The vast majority of text files today are encoded using UTF-8. The most common and reliable solution is to explicitly specify UTF-8 encoding when opening the file:

with open('example.txt', 'r', encoding='utf-8') as f:
lines = f.readlines()
print(lines)
  • encoding='utf-8': This tells Python to use UTF-8 to decode the file's contents.

Solution 2: Use utf-8-sig for Files with a BOM

Some files (especially those created on Windows) might have a Byte Order Mark (BOM) at the beginning. If you see \ufeff at the start of your output, use utf-8-sig:

with open('example.txt', 'r', encoding='utf-8-sig') as f:
lines = f.readlines()
print(lines)
  • utf-8-sig is a variant of UTF-8 that specifically handles the BOM.

Solution 3: Handling Unknown Encodings (with errors='ignore' or chardet)

If you don't know the file's encoding, you have two main options:

errors='ignore'

You can tell Python to ignore decoding errors. This will result in data loss, but it will prevent the program from crashing.

with open('example.txt', 'r', encoding='utf-8', errors='ignore') as f:
lines = f.readlines()
print(lines) # May contain replacement characters or missing data
  • errors='ignore': This tells Python to skip any bytes it can't decode. This is a last resort as it will lose data.

The chardet Library

The chardet library attempts to detect the encoding of a file. This is not foolproof, but it's often helpful.

pip install chardet
import chardet

with open('example.txt', 'rb') as f: # Open in binary mode for chardet
rawdata = f.read()
result = chardet.detect(rawdata)
encoding = result['encoding']
confidence = result['confidence']
print(f"Detected encoding: {encoding} (confidence: {confidence})")

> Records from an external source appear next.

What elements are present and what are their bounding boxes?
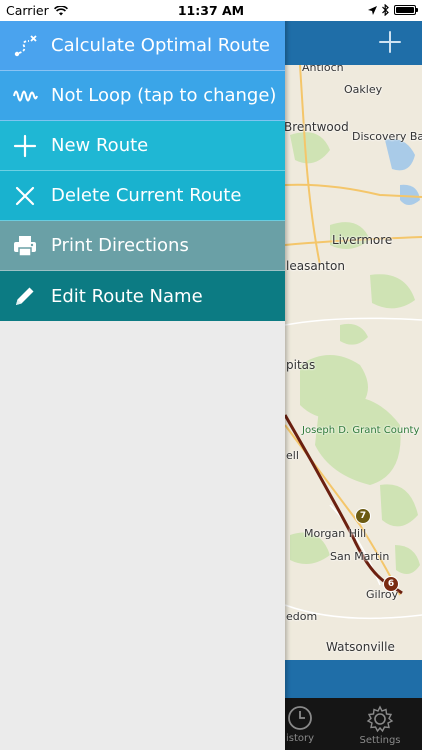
map-label-livermore: Livermore: [332, 233, 393, 247]
menu-item-delete-current-route[interactable]: Delete Current Route: [0, 171, 285, 221]
menu-item-label: Not Loop (tap to change): [51, 85, 277, 106]
map-label-park: Joseph D. Grant County Park: [302, 425, 422, 436]
side-menu-drawer: Calculate Optimal Route Not Loop (tap to…: [0, 0, 285, 750]
waveform-icon: [12, 83, 38, 109]
map-label-brentwood: Brentwood: [284, 120, 349, 134]
tab-history-label: istory: [285, 733, 315, 744]
add-icon[interactable]: [378, 30, 402, 54]
menu-item-edit-route-name[interactable]: Edit Route Name: [0, 271, 285, 321]
printer-icon: [12, 233, 38, 259]
menu-item-label: New Route: [51, 135, 149, 156]
status-bar: Carrier 11:37 AM: [0, 0, 422, 21]
menu-item-loop-toggle[interactable]: Not Loop (tap to change): [0, 71, 285, 121]
close-icon: [12, 183, 38, 209]
menu-item-label: Calculate Optimal Route: [51, 35, 270, 56]
side-menu: Calculate Optimal Route Not Loop (tap to…: [0, 21, 285, 321]
menu-item-print-directions[interactable]: Print Directions: [0, 221, 285, 271]
map-label-campbell: ell: [286, 449, 299, 462]
map-label-oakley: Oakley: [344, 83, 383, 96]
map-label-san-martin: San Martin: [330, 550, 390, 563]
menu-item-label: Edit Route Name: [51, 285, 203, 307]
menu-item-label: Print Directions: [51, 235, 189, 256]
menu-item-label: Delete Current Route: [51, 185, 242, 206]
tab-settings[interactable]: Settings: [350, 698, 410, 750]
map-label-morgan-hill: Morgan Hill: [304, 527, 367, 540]
map-label-freedom: edom: [286, 610, 318, 623]
bluetooth-icon: [382, 4, 389, 16]
pencil-icon: [12, 283, 38, 309]
route-marker-6[interactable]: 6: [383, 576, 399, 592]
route-marker-7[interactable]: 7: [355, 508, 371, 524]
menu-item-calculate-optimal-route[interactable]: Calculate Optimal Route: [0, 21, 285, 71]
clock-icon: [288, 706, 312, 730]
status-right: [368, 4, 418, 16]
status-time: 11:37 AM: [177, 3, 245, 18]
map-label-milpitas: pitas: [286, 358, 316, 372]
map-label-watsonville: Watsonville: [326, 640, 395, 654]
gear-icon: [366, 705, 394, 733]
map-label-discovery-bay: Discovery Bay: [352, 130, 422, 143]
map-label-pleasanton: leasanton: [286, 259, 345, 273]
location-arrow-icon: [368, 5, 377, 15]
map-label-antioch: Antioch: [302, 65, 344, 74]
tab-settings-label: Settings: [359, 735, 401, 746]
menu-item-new-route[interactable]: New Route: [0, 121, 285, 171]
battery-icon: [394, 5, 418, 15]
route-optimize-icon: [12, 33, 38, 59]
plus-icon: [12, 133, 38, 159]
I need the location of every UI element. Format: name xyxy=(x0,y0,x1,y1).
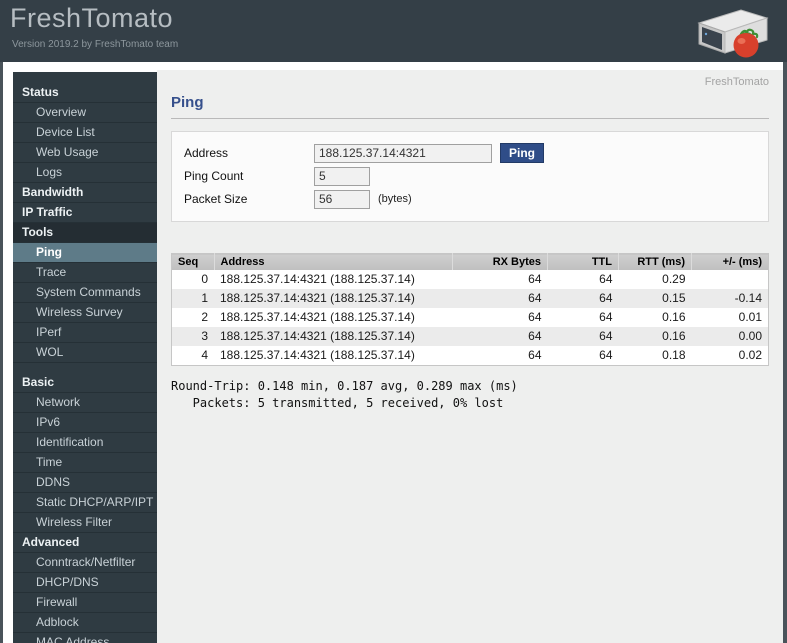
content-watermark: FreshTomato xyxy=(704,76,769,88)
table-cell: 64 xyxy=(528,310,542,324)
sidebar-item-firewall[interactable]: Firewall xyxy=(13,593,157,613)
table-cell: 1 xyxy=(201,291,208,305)
table-cell: 188.125.37.14:4321 (188.125.37.14) xyxy=(220,310,415,324)
ping-table-header-row: Seq Address RX Bytes TTL RTT (ms) +/- (ms) xyxy=(171,253,769,270)
table-cell: 64 xyxy=(599,310,613,324)
table-cell: 0.02 xyxy=(738,348,762,362)
table-cell: 188.125.37.14:4321 (188.125.37.14) xyxy=(220,272,415,286)
sidebar: Status Overview Device List Web Usage Logs Ba… xyxy=(13,72,157,643)
table-row: 1 188.125.37.14:4321 (188.125.37.14) 64 64 0… xyxy=(171,289,769,308)
table-row: 2 188.125.37.14:4321 (188.125.37.14) 64 64 0… xyxy=(172,308,769,327)
table-cell: 0.29 xyxy=(662,272,686,286)
table-cell: 0 xyxy=(201,272,208,286)
sidebar-item-identification[interactable]: Identification xyxy=(13,433,157,453)
table-cell: 0.15 xyxy=(662,291,686,305)
table-cell: 188.125.37.14:4321 (188.125.37.14) xyxy=(220,348,415,362)
sidebar-item-trace[interactable]: Trace xyxy=(13,263,157,283)
table-cell: 188.125.37.14:4321 (188.125.37.14) xyxy=(220,329,415,343)
top-banner: FreshTomato Version 2019.2 by FreshTomat… xyxy=(0,0,787,62)
table-cell: 64 xyxy=(528,348,542,362)
table-row: 3 188.125.37.14:4321 (188.125.37.14) 64 64 0… xyxy=(171,327,769,346)
table-cell: 64 xyxy=(599,291,613,305)
column-header-seq: Seq xyxy=(171,253,215,270)
column-header-rx-bytes: RX Bytes xyxy=(452,253,548,270)
ping-table-body: 0 188.125.37.14:4321 (188.125.37.14) 64 64 0… xyxy=(171,270,769,366)
address-label: Address xyxy=(184,146,229,160)
table-cell: 0.00 xyxy=(738,329,762,343)
sidebar-item-dhcp-dns[interactable]: DHCP/DNS xyxy=(13,573,157,593)
sidebar-item-ipv6[interactable]: IPv6 xyxy=(13,413,157,433)
table-cell: 3 xyxy=(201,329,208,343)
table-cell: 64 xyxy=(599,329,613,343)
sidebar-item-adblock[interactable]: Adblock xyxy=(13,613,157,633)
packet-size-unit: (bytes) xyxy=(378,193,412,205)
summary-roundtrip: Round-Trip: 0.148 min, 0.187 avg, 0.289 … xyxy=(171,379,518,393)
column-header--ms-: +/- (ms) xyxy=(691,253,769,270)
table-cell: 64 xyxy=(528,291,542,305)
table-cell: 4 xyxy=(201,348,208,362)
table-cell: 0.16 xyxy=(662,329,686,343)
table-cell xyxy=(692,270,769,289)
packet-size-label: Packet Size xyxy=(184,192,248,206)
sidebar-item-web-usage[interactable]: Web Usage xyxy=(13,143,157,163)
column-header-ttl: TTL xyxy=(547,253,619,270)
brand-title: FreshTomato xyxy=(10,3,174,33)
table-cell: 0.01 xyxy=(738,310,762,324)
sidebar-item-time[interactable]: Time xyxy=(13,453,157,473)
page-edge-right xyxy=(783,62,787,643)
sidebar-item-wol[interactable]: WOL xyxy=(13,343,157,363)
ping-summary: Round-Trip: 0.148 min, 0.187 avg, 0.289 … xyxy=(171,378,769,413)
table-cell: -0.14 xyxy=(734,291,762,305)
sidebar-item-static-dhcp-arp-ipt[interactable]: Static DHCP/ARP/IPT xyxy=(13,493,157,513)
page-edge-left xyxy=(0,62,3,643)
table-cell: 64 xyxy=(528,329,542,343)
sidebar-item-tools[interactable]: Tools xyxy=(13,223,157,243)
table-cell: 64 xyxy=(599,272,613,286)
main-content: FreshTomato Ping Address Ping Ping Count… xyxy=(157,70,783,643)
sidebar-item-device-list[interactable]: Device List xyxy=(13,123,157,143)
sidebar-item-system-commands[interactable]: System Commands xyxy=(13,283,157,303)
page-title: Ping xyxy=(171,94,769,119)
sidebar-item-ddns[interactable]: DDNS xyxy=(13,473,157,493)
ping-button[interactable]: Ping xyxy=(500,143,544,163)
table-cell: 2 xyxy=(201,310,208,324)
ping-results-table: Seq Address RX Bytes TTL RTT (ms) +/- (ms) 01… xyxy=(171,253,769,366)
table-row: 0 188.125.37.14:4321 (188.125.37.14) 64 64 0… xyxy=(172,270,769,289)
column-header-address: Address xyxy=(214,253,453,270)
sidebar-item-wireless-filter[interactable]: Wireless Filter xyxy=(13,513,157,533)
sidebar-item-ping[interactable]: Ping xyxy=(13,243,157,263)
packet-size-input[interactable] xyxy=(314,189,370,209)
sidebar-item-network[interactable]: Network xyxy=(13,393,157,413)
address-input[interactable] xyxy=(314,143,492,163)
sidebar-item-advanced[interactable]: Advanced xyxy=(13,533,157,553)
table-cell: 0.16 xyxy=(662,310,686,324)
sidebar-item-bandwidth[interactable]: Bandwidth xyxy=(13,183,157,203)
table-cell: 64 xyxy=(528,272,542,286)
ping-results-table-wrap: Seq Address RX Bytes TTL RTT (ms) +/- (ms) 01… xyxy=(171,253,769,366)
sidebar-item-status[interactable]: Status xyxy=(13,83,157,103)
sidebar-item-overview[interactable]: Overview xyxy=(13,103,157,123)
sidebar-item-logs[interactable]: Logs xyxy=(13,163,157,183)
brand-subtitle: Version 2019.2 by FreshTomato team xyxy=(12,39,179,50)
table-cell: 64 xyxy=(599,348,613,362)
sidebar-item-iperf[interactable]: IPerf xyxy=(13,323,157,343)
sidebar-item-conntrack-netfilter[interactable]: Conntrack/Netfilter xyxy=(13,553,157,573)
summary-packets: Packets: 5 transmitted, 5 received, 0% l… xyxy=(171,396,504,411)
sidebar-item-mac-address[interactable]: MAC Address xyxy=(13,633,157,643)
table-cell: 0.18 xyxy=(662,348,686,362)
table-row: 4 188.125.37.14:4321 (188.125.37.14) 64 64 0… xyxy=(172,346,769,366)
sidebar-item-wireless-survey[interactable]: Wireless Survey xyxy=(13,303,157,323)
ping-count-input[interactable] xyxy=(314,166,370,186)
ping-count-label: Ping Count xyxy=(184,169,244,183)
router-tomato-logo-icon xyxy=(691,3,771,60)
ping-form-panel: Address Ping Ping Count Packet Size (byt… xyxy=(171,131,769,222)
column-header-rtt-ms-: RTT (ms) xyxy=(618,253,692,270)
sidebar-item-ip-traffic[interactable]: IP Traffic xyxy=(13,203,157,223)
table-cell: 188.125.37.14:4321 (188.125.37.14) xyxy=(220,291,415,305)
sidebar-item-basic[interactable]: Basic xyxy=(13,373,157,393)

with open('example.txt', 'r', encoding=encoding) as f: # Open again with correct encoding
lines = f.readlines()
print(lines)
  • chardet.detect() analyzes the raw bytes and returns a dictionary with its best guess for the encoding and a confidence level.
  • Open the file in binary read mode ('rb') when using chardet.
  • Use the detected encoding when you re-open the file in text mode ('r').

Solution 4: Using Other Encodings (If You Know It)

If you know the file is encoded with a specific encoding (e.g., 'latin-1', 'cp437', 'utf-16'), use that encoding directly:

with open('example.txt', 'r', encoding='latin-1') as f:
lines = f.readlines()
print(lines)

with open('example.txt', 'r', encoding='cp437') as f: # Example with cp437
lines = f.readlines()
print(lines)

Finding the File's Encoding (If Unknown)

If you're unsure of the encoding, here are some ways to try and determine it:

Using the file Command (Linux/macOS)

The file command (on Linux/macOS, and available in Git Bash on Windows) can often guess the encoding:

file example.txt
  • Check the result to find which encoding to use.

Using Notepad (Windows)

On Windows, Notepad can sometimes show the encoding:

  1. Open the file in Notepad.
  2. Go to "File" -> "Save As...".
  3. Look at the Encoding dropdown near the bottom of the Save As` dialog. It will show the currently detected encoding.

Conclusion

The UnicodeDecodeError: 'charmap' error almost always indicates an encoding mismatch.

The best solution is to explicitly specify the correct encoding (usually UTF-8) when opening the file using encoding='utf-8' or encoding='utf-8-sig'.

  • If the encoding is unknown, try using the chardet library to detect it, or try common encodings like 'latin-1'.
  • As a last resort, you can ignore errors with errors='ignore', but be aware that this will result in data loss.
  • Always prioritize finding the correct encoding.